News

Rapid response team for difficult patients, demanding families


 

EXPERT ANALYSIS FROM HOSPITAL MEDICINE 16

References

SAN DIEGO – Difficult patients, demanding families. What is your hospitalist team’s solution to dealing with the stress of managing difficult people and tense situations?

Dr. John Nelson

Dr. John Nelson

The toll that difficult patients take on hospitalists, nurses, and other doctors trying to provide appropriate care and appropriate discharge most certainly contributes to high rates of burnout, Dr. John Nelson said at the annual meeting of the Society of Hospital Medicine.

“The way it works now, all over our hospitals, we say ‘Yeah, you got that tough patient. Yup. Sorry. Hang in there’,” he said. Instead we need a team approach, a way “to provide care for these patients without undue stress and stomach churning, crying and anger, and fear for our safety” so that the patient gets appropriate care and careers aren’t adversely affected.

In his presentation, “Think Different: A New Approach to High-Cost, Low-Quality Care Provided to High-Utilizer Patients,” Dr. Nelson discussed the problems faced by hospitalists and hospital staffs trying to manage patients who argue with providers about pain medication, or their family members who “are so upset that the CT scan wasn’t done when promised.”

Then there are the patients with severe behavioral or mental health issues, who “hit and throw things. … I don’t think it’s ideal to say, ‘You go in there and take care of that person or call security.’ ”

These are patients who “can chew up 2 hours of your morning when you’ve got 19 patients to round on and the ED has started calling,” said Dr. Nelson of Overlake Hospital Medical Center in Bellevue, Wash.

The response to these exceptionally problematic patients happens “on sort of an ad hoc basis,” he said. “Emails go around. … ‘Tomorrow morning, we’re going to try to have a care conference about this patient. Can you come? Can you come?’ ... It’s a terrible stream of emails, [and] all these things are so vague that it limits our success.”

One alternative might be to designate a special team to get the data, intervene, and resolve whatever it is that has made the relationship “go off the rails,” he said. This rapid response team might be composed of the ED doctor, coordinators, social workers, psychiatrists, a nurse on the unit, the primary care doctor if available, and others – about 10 people, any 6 of whom would intervene in managing the difficult patient.

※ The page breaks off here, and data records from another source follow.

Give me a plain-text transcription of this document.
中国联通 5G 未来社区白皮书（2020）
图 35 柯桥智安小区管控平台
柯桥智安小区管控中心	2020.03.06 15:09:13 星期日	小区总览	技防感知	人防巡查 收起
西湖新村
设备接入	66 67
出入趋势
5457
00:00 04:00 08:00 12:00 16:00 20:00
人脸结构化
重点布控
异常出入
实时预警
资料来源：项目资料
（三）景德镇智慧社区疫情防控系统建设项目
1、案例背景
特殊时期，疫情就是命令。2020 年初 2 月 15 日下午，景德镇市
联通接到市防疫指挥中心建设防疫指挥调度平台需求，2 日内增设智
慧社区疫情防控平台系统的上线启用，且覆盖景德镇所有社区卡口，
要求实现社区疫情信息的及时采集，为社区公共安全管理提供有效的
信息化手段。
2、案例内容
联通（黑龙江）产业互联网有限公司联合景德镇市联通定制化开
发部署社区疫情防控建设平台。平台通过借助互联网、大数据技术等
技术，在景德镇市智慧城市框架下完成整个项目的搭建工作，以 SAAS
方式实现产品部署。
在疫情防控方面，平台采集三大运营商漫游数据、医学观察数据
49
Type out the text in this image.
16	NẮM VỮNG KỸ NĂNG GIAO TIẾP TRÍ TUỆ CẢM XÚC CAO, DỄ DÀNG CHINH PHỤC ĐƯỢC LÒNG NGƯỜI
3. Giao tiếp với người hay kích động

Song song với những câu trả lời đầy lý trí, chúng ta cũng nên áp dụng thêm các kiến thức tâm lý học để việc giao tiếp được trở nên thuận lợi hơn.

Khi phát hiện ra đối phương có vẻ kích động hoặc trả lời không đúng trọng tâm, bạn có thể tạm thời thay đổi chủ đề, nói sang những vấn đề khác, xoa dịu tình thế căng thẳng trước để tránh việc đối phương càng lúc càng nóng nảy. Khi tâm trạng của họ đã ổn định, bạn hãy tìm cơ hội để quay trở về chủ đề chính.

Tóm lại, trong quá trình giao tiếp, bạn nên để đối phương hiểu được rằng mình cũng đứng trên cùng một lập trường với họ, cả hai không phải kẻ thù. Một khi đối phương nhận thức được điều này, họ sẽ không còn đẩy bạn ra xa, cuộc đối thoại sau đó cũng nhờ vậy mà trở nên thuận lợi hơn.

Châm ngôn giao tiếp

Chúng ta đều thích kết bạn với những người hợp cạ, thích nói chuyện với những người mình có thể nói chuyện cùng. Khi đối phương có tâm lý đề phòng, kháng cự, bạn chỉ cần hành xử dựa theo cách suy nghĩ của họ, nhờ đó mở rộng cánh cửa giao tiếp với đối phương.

Dr. Nelson said he didn’t know what such a team would cost, nor was he aware of any other health care organization that had tried such a strategy.

The team Dr. Nelson said he envisions would develop templates of successful interventions. “Today, we try to fully customize a brand new completely special intervention for every patient. … I think that’s very hard … and we’re not going to be successful trying to do that one-off every time, and reinvent it every time.”

Rather, the response team would develop a menu of interventions appropriate to the situation. One might be that the CEO is sent in to apologize. Another might be placing security stands at the door, or escorting combative family members off the campus. Another might be to develop a behavior contract that the patient signs. Maybe the patient’s expectation can be reasonably met.

Once the team members have gone through various interventions, they can determine which ones work and develop “a much less distressing, much more well-organized approach to responding to these kinds of patients,” Dr. Nelson said.

Staff and physicians should not go home “worried they’re going to be sued, or dreading returning to work the next day because they’re going to have to face this very, very difficult family, and no one is really helping,” he said.